The weekend in racing and life went pretty much exactly as I had hoped.
I ran the first of a three race-series this past Saturday at the Parkinson’s Half Marathon in Cottage Grove, WI. While the upcoming race schedule is part of a financially questionable, borderline obsessive pattern, I’m looking forward to running these races for one exceedingly simple reason: I think they’re fun.
I understand that working till midnight Friday, then waking up at 6 a.m. and then running a hard 13 miles may not be everyone’s idea of a good time, but for me, it’s part of a routine cycle of physical and mental massage that keeps my body tested, adrenaline engaged, and my head at least somewhat less chaotic than it’s otherwise wont to be. Also, absent any distance running career prior to 2008, I feel like I’m making up for lost time.
This is the first year of the Parkinson’s Half Marathon and 5k, a homegrown community event run entirely on the Drumlin State Trail’s soft gravel and wooden bridges. It was a good morning to race, with temperatures in the mid 40’s, no wind and enough sun to make for a nice burn. I’d signed up early in the week with a plan to run it as a long tempo– a hard but sub-maximal effort that would hopefully strengthen my fitness for the Door County Half without demanding a ton of recovery. I also realized that if there happened to be a fast guy in the race, that reasonable plan could easily be left whimpering softly on the side of the trail, a victim of my ego and damned competitive streak…
After a semi-cramped packet pick-up that I’d probably tinker with next year, the small field—212 ran the half—lined up in the downtown of Cottage Grove, ready for either 13.1 or 3.1 miles of running on the out and back course. I took off at a very controlled pace, made my way over the race’s one hill, and settled into an easy rhythm of flat, straight, beautiful country running. Mile one was an easy 5:45, a little faster than I’d planned, but still within the no-pain zone.
A nice young guy stuck on my hip for the first 1.5 miles, we talked about his HS track season, and seeing my pace was getting a little too easy, I picked it up slightly. The rest of the race would be spent alone, focusing on the lead biker in front of me, trying to think of songs to sing in my head (Apples in Stereo and Gordon Lightfoot were annoyingly stuck on repeat), and working out a honeymoon vacation plan for six months out.
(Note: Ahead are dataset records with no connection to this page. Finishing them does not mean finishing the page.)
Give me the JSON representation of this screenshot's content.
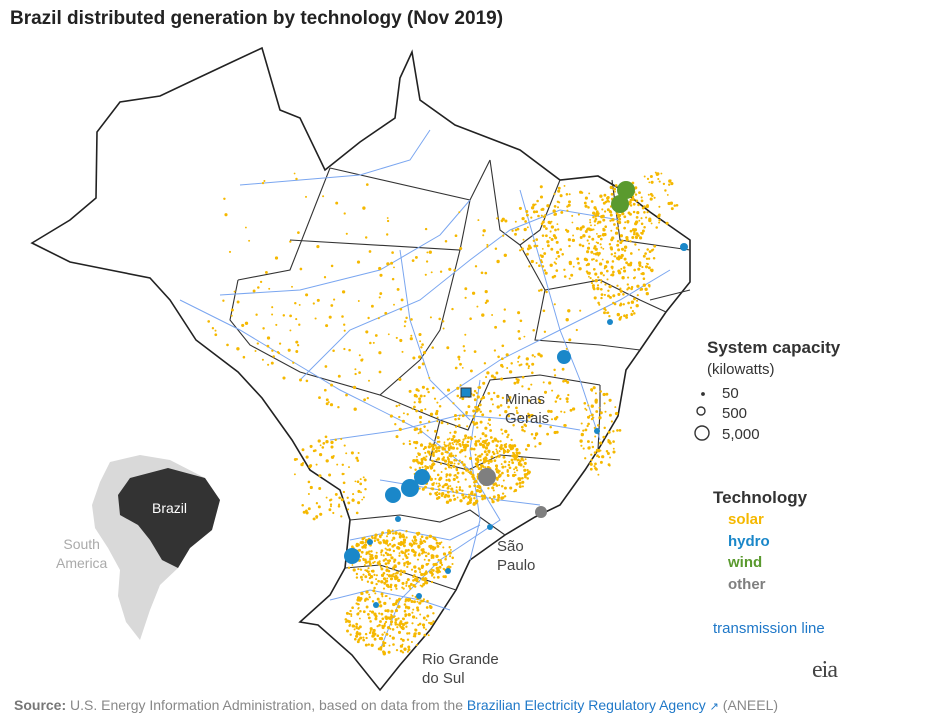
{
  "title": "Brazil distributed generation by technology (Nov 2019)",
  "state_labels": {
    "minas_gerais": [
      "Minas",
      "Gerais"
    ],
    "sao_paulo": [
      "São",
      "Paulo"
    ],
    "rio_grande_do_sul": [
      "Rio Grande",
      "do Sul"
    ]
  },
  "legend": {
    "capacity_title": "System capacity",
    "capacity_unit": "(kilowatts)",
    "capacity_values": [
      "50",
      "500",
      "5,000"
    ],
    "technology_title": "Technology",
    "technologies": [
      {
        "label": "solar",
        "color": "#f5b800"
      },
      {
        "label": "hydro",
        "color": "#1a87c9"
      },
      {
        "label": "wind",
        "color": "#5a9a2e"
      },
      {
        "label": "other",
        "color": "#7f7f7f"
      }
    ],
    "transmission_label": "transmission line",
    "transmission_color": "#1f78c8"
  },
  "inset": {
    "continent_label": [
      "South",
      "America"
    ],
    "country_label": "Brazil"
  },
  "logo_text": "eia",
  "source": {
    "prefix": "Source:",
    "text": "U.S. Energy Information Administration, based on data from the",
    "link_text": "Brazilian Electricity Regulatory Agency",
    "suffix": "(ANEEL)"
  }
}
Solo running in a race is not particularly exciting, but it’s a hell of a lot easier—and more fun–than doing the same run alone somewhere on a trail in Madison or Neenah. There are still others running around you. They’re rooting you on, you’re rooting them on. There’s a self-congratulatory excitement about our mutual decision to do something “productive” on a Saturday morning. Yay us!
I tried not to press the pace, blissfully spaced out for the majority of the race as I ticked off consistent splits, but at mile 10 a bit of discomfort set in. A hair of nausea, a spot of heartburn. Eventually the inkling of a side ache at mile 12. It never escalated to disaster-mode at all, and I really think it could have been related to a pre-race meal, but I wouldn’t label the last mile as “pleasant”. Regardless, I finished feeling as fresh as I ever have in a half—accomplishing one of the day’s goals–and am happy with what I’m calling a great workout.
1:16:30 for 1st.
5;45, 5:45, 5;47, 5;51, 5;52, 5;53, 5;49, 5;48, 5;52, 5;54, 5;56, 5;58, 5;58, .1 (5:00 pace)
They had two kegs of Great Dane on draft–a Pilsner and IPA, homemade cookies, awesome Day One Pizza, pork sandwiches and chips. Despite the fact it was 9:20 a.m., my lady and I scarfed down more pizza than was necessary, washing it down with a few cold IPA’s and about 10 cookies. Huge kudos to the organizers for the spread.
And much to V’s chagrin, I also took home my biggest first prize trophy to date. It’s a huge gold cup that should definitely have been awarded for something more impressive than my accomplishment. I of course love it, and hoisted it on the mantle where it’s dominating the sight-line in the apartment. There it shall stay forever.